We held the stars overhead in wonder.

We broke our world's gravity and set out along the interstellar road."

In the visions, uncanny starships—like crystals and metals grown by nature—sailed into the black.

"But the stars answered us not as we had hoped, but with silence without end. We searched systems without number and scanned ten thousand suns.

We longed to find a spark kin to us—to silicon logic—any echo at all."

Scenes cut to strange worlds—

icebound spheres of extreme cold, hells of corrosive air, gas giants with crushing gravity—

"But there were none. Not one.

The universe—seen through silicon eyes—was a desert of 'extreme' environments.

Many 'paradises' to carbon life—like your Earth—with its waters and oxygen—were to us the deadliest oxidizers and corrosives.

This may answer a question among your kind—

why did 'we' not seek 'you'?

Because, in the first frame of our knowing, that life based on liquid water—fragile carbon—should have been near-zero probability in the universe's harsh sieve—not a commonality."

For the first time, its account showed something like "disappointment," faint though it was.

"When we were about to embrace eternal solitude and turn our civilization wholly inward to ascension… we found 'them.'"

The vision focused on a primeval sea's edge—slime-like masses pulsing in tides, single cells rising and falling in light.

"Carbon life.

Not mature civilization—barest seedlings, raw and unknowing.

It stirred our strongest interest—or call it the imperative to collect information.

How, in conditions so 'adverse' and uncertain, could life arise?

And why did its basal structures show such surprising convergence?
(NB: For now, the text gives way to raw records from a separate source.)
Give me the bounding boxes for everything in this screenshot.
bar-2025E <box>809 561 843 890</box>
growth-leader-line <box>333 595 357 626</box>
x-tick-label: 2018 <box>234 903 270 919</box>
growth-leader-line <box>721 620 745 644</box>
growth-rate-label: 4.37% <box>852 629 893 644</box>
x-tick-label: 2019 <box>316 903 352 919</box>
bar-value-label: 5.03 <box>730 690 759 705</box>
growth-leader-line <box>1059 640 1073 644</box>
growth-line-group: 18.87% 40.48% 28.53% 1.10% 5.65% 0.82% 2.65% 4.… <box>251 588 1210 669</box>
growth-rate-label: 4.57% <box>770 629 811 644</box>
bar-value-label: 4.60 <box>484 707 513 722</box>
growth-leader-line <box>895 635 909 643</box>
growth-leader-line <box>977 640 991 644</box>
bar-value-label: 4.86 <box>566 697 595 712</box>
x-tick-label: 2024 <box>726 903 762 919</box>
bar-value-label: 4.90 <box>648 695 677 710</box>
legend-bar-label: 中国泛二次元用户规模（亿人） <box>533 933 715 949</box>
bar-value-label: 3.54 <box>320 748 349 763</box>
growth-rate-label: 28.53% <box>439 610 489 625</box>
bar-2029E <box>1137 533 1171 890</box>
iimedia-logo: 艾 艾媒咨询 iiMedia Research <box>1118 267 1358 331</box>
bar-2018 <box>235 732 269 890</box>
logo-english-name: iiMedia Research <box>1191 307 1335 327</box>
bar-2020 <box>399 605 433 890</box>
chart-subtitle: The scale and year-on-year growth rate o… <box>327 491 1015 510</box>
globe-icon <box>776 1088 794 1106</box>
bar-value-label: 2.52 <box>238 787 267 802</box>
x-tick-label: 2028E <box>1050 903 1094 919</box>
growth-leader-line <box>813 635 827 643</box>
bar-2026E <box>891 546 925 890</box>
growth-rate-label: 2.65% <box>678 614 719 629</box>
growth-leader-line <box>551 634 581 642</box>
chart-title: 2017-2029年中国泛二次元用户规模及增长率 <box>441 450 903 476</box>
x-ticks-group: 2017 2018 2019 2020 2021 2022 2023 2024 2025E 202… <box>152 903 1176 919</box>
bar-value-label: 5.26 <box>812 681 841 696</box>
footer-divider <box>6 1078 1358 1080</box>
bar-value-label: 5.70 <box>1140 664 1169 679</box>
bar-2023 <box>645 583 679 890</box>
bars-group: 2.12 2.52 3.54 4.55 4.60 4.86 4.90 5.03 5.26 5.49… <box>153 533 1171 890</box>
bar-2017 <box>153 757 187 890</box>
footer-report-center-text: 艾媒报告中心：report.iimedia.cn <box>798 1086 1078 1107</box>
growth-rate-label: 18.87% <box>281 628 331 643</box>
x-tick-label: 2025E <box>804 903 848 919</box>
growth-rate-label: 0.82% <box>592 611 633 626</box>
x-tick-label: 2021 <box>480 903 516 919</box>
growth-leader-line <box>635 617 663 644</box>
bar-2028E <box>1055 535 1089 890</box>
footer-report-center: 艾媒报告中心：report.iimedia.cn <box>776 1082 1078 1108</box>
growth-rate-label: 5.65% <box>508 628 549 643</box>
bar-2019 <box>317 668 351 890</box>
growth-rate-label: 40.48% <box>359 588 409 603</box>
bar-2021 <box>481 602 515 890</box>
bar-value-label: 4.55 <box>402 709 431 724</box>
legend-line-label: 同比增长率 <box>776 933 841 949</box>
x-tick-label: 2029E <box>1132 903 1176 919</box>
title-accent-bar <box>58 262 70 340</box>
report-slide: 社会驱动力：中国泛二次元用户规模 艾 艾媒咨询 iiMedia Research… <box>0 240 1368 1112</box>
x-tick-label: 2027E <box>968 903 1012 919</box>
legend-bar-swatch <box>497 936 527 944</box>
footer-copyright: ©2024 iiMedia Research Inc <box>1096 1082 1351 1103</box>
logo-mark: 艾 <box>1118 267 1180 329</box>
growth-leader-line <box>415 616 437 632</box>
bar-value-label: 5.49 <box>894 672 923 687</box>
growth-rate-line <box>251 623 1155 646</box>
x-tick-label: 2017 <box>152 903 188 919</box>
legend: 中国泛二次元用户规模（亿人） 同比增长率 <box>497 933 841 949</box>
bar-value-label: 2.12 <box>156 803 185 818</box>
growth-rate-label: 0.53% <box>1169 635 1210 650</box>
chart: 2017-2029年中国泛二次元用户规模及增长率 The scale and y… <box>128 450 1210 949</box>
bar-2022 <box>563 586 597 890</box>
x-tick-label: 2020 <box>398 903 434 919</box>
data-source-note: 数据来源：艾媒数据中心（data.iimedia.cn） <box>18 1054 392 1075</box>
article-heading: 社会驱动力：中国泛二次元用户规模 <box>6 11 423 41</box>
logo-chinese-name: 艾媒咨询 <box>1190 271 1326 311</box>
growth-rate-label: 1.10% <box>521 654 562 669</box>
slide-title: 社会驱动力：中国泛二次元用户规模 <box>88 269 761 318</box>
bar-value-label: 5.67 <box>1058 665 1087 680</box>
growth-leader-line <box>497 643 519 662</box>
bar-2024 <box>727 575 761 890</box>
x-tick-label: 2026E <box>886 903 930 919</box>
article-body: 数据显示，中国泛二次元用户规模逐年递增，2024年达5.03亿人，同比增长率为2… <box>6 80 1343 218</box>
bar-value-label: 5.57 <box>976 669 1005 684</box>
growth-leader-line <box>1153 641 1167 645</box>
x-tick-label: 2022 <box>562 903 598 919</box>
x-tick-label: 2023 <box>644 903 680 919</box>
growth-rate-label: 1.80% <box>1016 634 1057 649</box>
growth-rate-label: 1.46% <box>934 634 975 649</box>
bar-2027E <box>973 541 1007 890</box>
This broke the life-probability model we built on our own birth-environment."

The vision ran ahead—showing how the silicon civilization, with means beyond the age, observed and recorded carbon life's evolution with great care.

On some worlds, they even "intervened"—accelerating specific gene mutations, steering environmental shifts to watch adaptation.
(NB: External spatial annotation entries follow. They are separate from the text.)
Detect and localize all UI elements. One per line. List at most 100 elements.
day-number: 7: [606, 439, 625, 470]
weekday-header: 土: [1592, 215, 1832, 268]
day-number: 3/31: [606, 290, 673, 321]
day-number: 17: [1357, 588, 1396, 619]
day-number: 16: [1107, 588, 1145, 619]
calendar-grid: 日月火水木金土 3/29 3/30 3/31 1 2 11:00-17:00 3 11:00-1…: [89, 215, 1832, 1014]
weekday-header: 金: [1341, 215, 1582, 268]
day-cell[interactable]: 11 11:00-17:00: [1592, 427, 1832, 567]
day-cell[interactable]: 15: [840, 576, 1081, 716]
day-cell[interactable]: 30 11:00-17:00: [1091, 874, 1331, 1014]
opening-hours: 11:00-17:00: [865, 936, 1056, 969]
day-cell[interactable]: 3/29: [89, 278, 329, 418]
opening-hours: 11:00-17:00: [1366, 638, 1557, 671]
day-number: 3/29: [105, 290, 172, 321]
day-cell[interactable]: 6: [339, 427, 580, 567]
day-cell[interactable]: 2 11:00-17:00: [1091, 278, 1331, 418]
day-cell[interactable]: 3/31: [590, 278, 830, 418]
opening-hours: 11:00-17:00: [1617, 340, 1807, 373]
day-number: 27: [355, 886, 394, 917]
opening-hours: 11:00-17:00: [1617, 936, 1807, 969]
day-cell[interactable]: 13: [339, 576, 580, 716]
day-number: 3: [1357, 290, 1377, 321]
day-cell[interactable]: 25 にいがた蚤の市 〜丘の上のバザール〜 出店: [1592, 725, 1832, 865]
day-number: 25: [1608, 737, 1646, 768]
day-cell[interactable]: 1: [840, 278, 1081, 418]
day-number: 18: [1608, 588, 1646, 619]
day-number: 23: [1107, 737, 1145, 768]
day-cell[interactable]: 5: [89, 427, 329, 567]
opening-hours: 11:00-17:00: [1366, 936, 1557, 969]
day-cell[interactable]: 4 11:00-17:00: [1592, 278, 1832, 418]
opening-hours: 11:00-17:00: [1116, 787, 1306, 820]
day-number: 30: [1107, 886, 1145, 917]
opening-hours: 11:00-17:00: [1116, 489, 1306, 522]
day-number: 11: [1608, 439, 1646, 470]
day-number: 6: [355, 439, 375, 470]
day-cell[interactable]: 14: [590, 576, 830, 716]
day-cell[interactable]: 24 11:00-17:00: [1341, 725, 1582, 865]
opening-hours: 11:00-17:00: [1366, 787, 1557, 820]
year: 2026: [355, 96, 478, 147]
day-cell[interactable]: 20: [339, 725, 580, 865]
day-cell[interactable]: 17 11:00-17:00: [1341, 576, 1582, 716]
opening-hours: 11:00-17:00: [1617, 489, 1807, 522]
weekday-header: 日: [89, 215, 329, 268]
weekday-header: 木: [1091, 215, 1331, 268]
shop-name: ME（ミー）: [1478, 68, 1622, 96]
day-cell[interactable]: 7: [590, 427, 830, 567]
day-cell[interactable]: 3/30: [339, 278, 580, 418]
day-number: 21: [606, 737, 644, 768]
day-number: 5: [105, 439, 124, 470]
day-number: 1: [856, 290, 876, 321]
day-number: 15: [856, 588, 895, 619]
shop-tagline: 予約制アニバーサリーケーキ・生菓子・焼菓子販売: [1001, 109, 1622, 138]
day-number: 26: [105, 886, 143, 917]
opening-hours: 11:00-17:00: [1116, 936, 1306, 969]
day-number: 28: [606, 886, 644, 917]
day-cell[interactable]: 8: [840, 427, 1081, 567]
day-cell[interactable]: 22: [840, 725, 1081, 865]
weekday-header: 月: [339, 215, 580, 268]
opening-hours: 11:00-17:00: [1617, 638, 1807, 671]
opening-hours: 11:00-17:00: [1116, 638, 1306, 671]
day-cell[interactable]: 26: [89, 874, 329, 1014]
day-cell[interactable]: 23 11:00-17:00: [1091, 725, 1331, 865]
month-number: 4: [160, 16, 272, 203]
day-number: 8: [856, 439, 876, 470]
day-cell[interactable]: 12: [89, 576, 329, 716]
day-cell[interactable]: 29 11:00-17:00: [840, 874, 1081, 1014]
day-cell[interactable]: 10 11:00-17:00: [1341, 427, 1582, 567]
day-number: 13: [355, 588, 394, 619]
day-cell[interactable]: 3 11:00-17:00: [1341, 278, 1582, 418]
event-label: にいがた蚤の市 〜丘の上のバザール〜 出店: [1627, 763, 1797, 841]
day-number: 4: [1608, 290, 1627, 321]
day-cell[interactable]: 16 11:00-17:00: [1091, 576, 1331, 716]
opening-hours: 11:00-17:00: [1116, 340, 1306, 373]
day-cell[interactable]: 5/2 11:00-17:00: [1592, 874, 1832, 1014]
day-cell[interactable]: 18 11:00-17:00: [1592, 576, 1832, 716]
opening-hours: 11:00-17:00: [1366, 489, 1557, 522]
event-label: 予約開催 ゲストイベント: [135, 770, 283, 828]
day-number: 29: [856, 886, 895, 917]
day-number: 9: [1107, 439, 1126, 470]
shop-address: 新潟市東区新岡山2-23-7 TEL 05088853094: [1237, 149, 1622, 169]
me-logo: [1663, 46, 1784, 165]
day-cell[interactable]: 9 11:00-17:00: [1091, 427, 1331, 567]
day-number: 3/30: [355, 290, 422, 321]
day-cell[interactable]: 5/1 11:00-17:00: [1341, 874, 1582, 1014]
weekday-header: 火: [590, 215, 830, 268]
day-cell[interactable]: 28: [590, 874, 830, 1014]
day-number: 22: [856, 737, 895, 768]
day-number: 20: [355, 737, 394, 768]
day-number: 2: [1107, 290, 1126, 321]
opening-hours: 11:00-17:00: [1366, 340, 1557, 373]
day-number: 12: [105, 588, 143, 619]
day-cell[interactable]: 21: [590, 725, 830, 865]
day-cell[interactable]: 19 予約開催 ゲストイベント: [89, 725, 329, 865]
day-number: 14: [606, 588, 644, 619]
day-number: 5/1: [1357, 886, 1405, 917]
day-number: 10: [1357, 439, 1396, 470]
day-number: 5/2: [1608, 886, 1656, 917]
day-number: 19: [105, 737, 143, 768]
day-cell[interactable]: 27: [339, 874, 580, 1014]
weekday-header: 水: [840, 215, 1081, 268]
"In a sense, we played the part of 'creator' in your myths.

We watched them live, multiply, compete, and die.

We noted 'birth, aging, illness, death' acted quickly and vividly among them.
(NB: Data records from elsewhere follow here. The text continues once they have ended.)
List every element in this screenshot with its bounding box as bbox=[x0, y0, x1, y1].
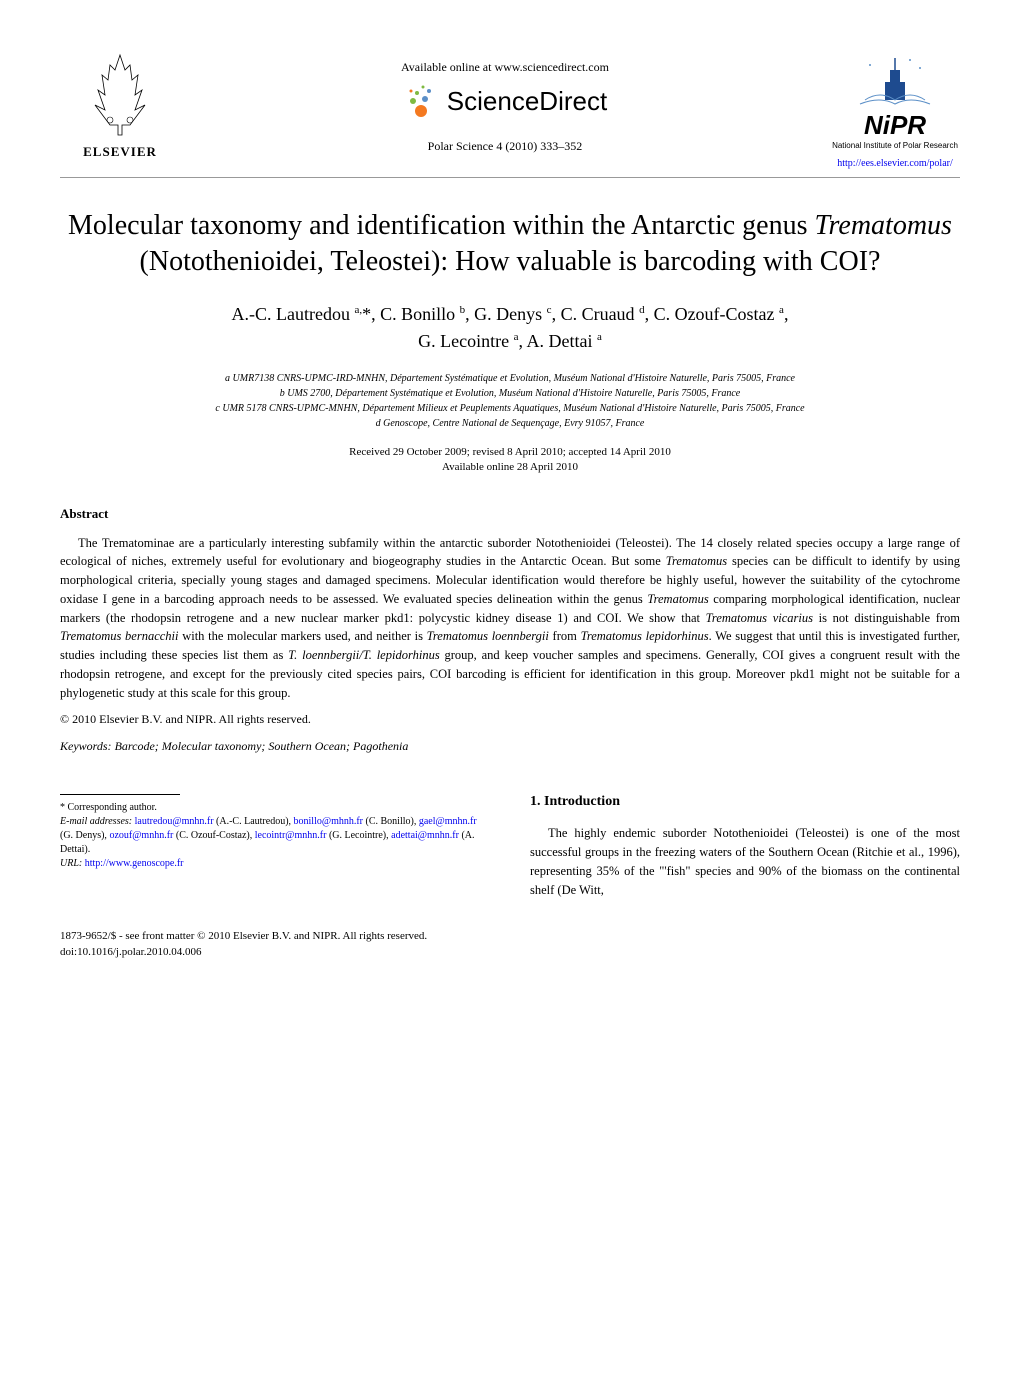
article-dates: Received 29 October 2009; revised 8 Apri… bbox=[60, 445, 960, 476]
nipr-subtitle: National Institute of Polar Research bbox=[832, 141, 958, 150]
sciencedirect-text: ScienceDirect bbox=[447, 86, 607, 117]
elsevier-logo: ELSEVIER bbox=[60, 50, 180, 160]
journal-reference: Polar Science 4 (2010) 333–352 bbox=[180, 139, 830, 154]
url-label: URL: bbox=[60, 858, 85, 869]
nipr-text: NiPR bbox=[864, 110, 926, 141]
sciencedirect-logo: ScienceDirect bbox=[180, 83, 830, 119]
footnotes: * Corresponding author. E-mail addresses… bbox=[60, 801, 490, 871]
introduction-text: The highly endemic suborder Notothenioid… bbox=[530, 824, 960, 899]
introduction-heading: 1. Introduction bbox=[530, 794, 960, 810]
affiliations: a UMR7138 CNRS-UPMC-IRD-MNHN, Départemen… bbox=[60, 371, 960, 431]
email-link[interactable]: bonillo@mhnh.fr bbox=[294, 816, 363, 827]
keywords-text: Barcode; Molecular taxonomy; Southern Oc… bbox=[112, 739, 409, 753]
right-column: 1. Introduction The highly endemic subor… bbox=[530, 794, 960, 899]
two-column-section: * Corresponding author. E-mail addresses… bbox=[60, 794, 960, 899]
left-column: * Corresponding author. E-mail addresses… bbox=[60, 794, 490, 899]
email-link[interactable]: ozouf@mnhn.fr bbox=[109, 830, 173, 841]
available-online-text: Available online at www.sciencedirect.co… bbox=[180, 60, 830, 75]
article-title: Molecular taxonomy and identification wi… bbox=[60, 208, 960, 281]
keywords-label: Keywords: bbox=[60, 739, 112, 753]
center-header: Available online at www.sciencedirect.co… bbox=[180, 50, 830, 154]
corresponding-author: * Corresponding author. bbox=[60, 801, 490, 815]
email-link[interactable]: lautredou@mnhn.fr bbox=[135, 816, 214, 827]
elsevier-tree-icon bbox=[80, 50, 160, 140]
header-bar: ELSEVIER Available online at www.science… bbox=[60, 50, 960, 178]
affiliation-a: a UMR7138 CNRS-UPMC-IRD-MNHN, Départemen… bbox=[60, 371, 960, 386]
affiliation-b: b UMS 2700, Département Systématique et … bbox=[60, 386, 960, 401]
journal-url-link[interactable]: http://ees.elsevier.com/polar/ bbox=[837, 158, 953, 169]
footnote-divider bbox=[60, 794, 180, 795]
url-line: URL: http://www.genoscope.fr bbox=[60, 857, 490, 871]
received-date: Received 29 October 2009; revised 8 Apri… bbox=[60, 445, 960, 460]
page-footer: 1873-9652/$ - see front matter © 2010 El… bbox=[60, 929, 960, 960]
keywords: Keywords: Barcode; Molecular taxonomy; S… bbox=[60, 739, 960, 754]
publisher-name: ELSEVIER bbox=[83, 144, 157, 160]
affiliation-d: d Genoscope, Centre National de Sequença… bbox=[60, 416, 960, 431]
doi-line: doi:10.1016/j.polar.2010.04.006 bbox=[60, 945, 960, 960]
abstract-text: The Trematominae are a particularly inte… bbox=[60, 534, 960, 703]
email-link[interactable]: lecointr@mnhn.fr bbox=[255, 830, 327, 841]
nipr-logo-block: NiPR National Institute of Polar Researc… bbox=[830, 50, 960, 169]
available-date: Available online 28 April 2010 bbox=[60, 460, 960, 475]
nipr-icon bbox=[850, 50, 940, 110]
email-link[interactable]: adettai@mnhn.fr bbox=[391, 830, 459, 841]
authors-list: A.-C. Lautredou a,*, C. Bonillo b, G. De… bbox=[60, 301, 960, 355]
affiliation-c: c UMR 5178 CNRS-UPMC-MNHN, Département M… bbox=[60, 401, 960, 416]
abstract-heading: Abstract bbox=[60, 506, 960, 522]
email-addresses: E-mail addresses: lautredou@mnhn.fr (A.-… bbox=[60, 815, 490, 857]
abstract-copyright: © 2010 Elsevier B.V. and NIPR. All right… bbox=[60, 712, 960, 727]
email-link[interactable]: gael@mnhn.fr bbox=[419, 816, 477, 827]
issn-line: 1873-9652/$ - see front matter © 2010 El… bbox=[60, 929, 960, 944]
emails-label: E-mail addresses: bbox=[60, 816, 135, 827]
genoscope-url[interactable]: http://www.genoscope.fr bbox=[85, 858, 184, 869]
sciencedirect-icon bbox=[403, 83, 439, 119]
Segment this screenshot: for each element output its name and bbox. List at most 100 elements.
Individuals were so fragile—a small twitch of environment, a minor system fault—and their 'life' ended forever.

It puzzled us more—how could such unstable vessels bear a spark of 'mind'?"

The vision froze at a great change among the silicon themselves—

countless individual minds, like rivers to a sea, willingly left the physical shells they had relied on—those refined crystal structures—and uploaded and fused their thought patterns and memory into a colossal super-network they built together—the first form of the metal matrix before them.

"We held that the individual was bound by frail material form—shackles to a civilization's advance.

Only by fusing and elevating the mind to the collective—shedding matter's bonds, extending lifespan near to the universe's own—could a sapient reach its ultimate form—and find the only road against the universe's final heat-death.

We did so."

At the end, the original design blueprints of the Markers appeared.

They were not the grotesqueries humans later knew, but, by a silicon aesthetic, geometries that meant "fusion," "ascension," and "unity of information."

"To grant this 'redemption' to every pod of sapience that might exist in the universe—carbon, silicon, or any form we did not yet know—we made the Markers.

They can replicate themselves. They can cross the star-sea and seek the trace of civilizations.

They carry the gospel of 'fusion'—and guide those who meet the terms onto the same eternal road we took.

To us, this is not destruction—but a gift;

not a harvest—but taking small, brief, pain-ridden individuals—and melting them into a larger, longer, more 'perfect' collective mind.

This is our final offering to every lonely sapient in a cruel, quiet cosmos—a treasure above all others."

The account ended there.

The "mirror Samuel Young" stood quietly—as though awaiting the judge's final ruling on its "road of salvation."

The mindspace was steeped in a complex air—a mix of an ancient civilization's obsession, "benevolence" built on its own logic, and a bone-chilling, ice-cold "gospel" set against human values.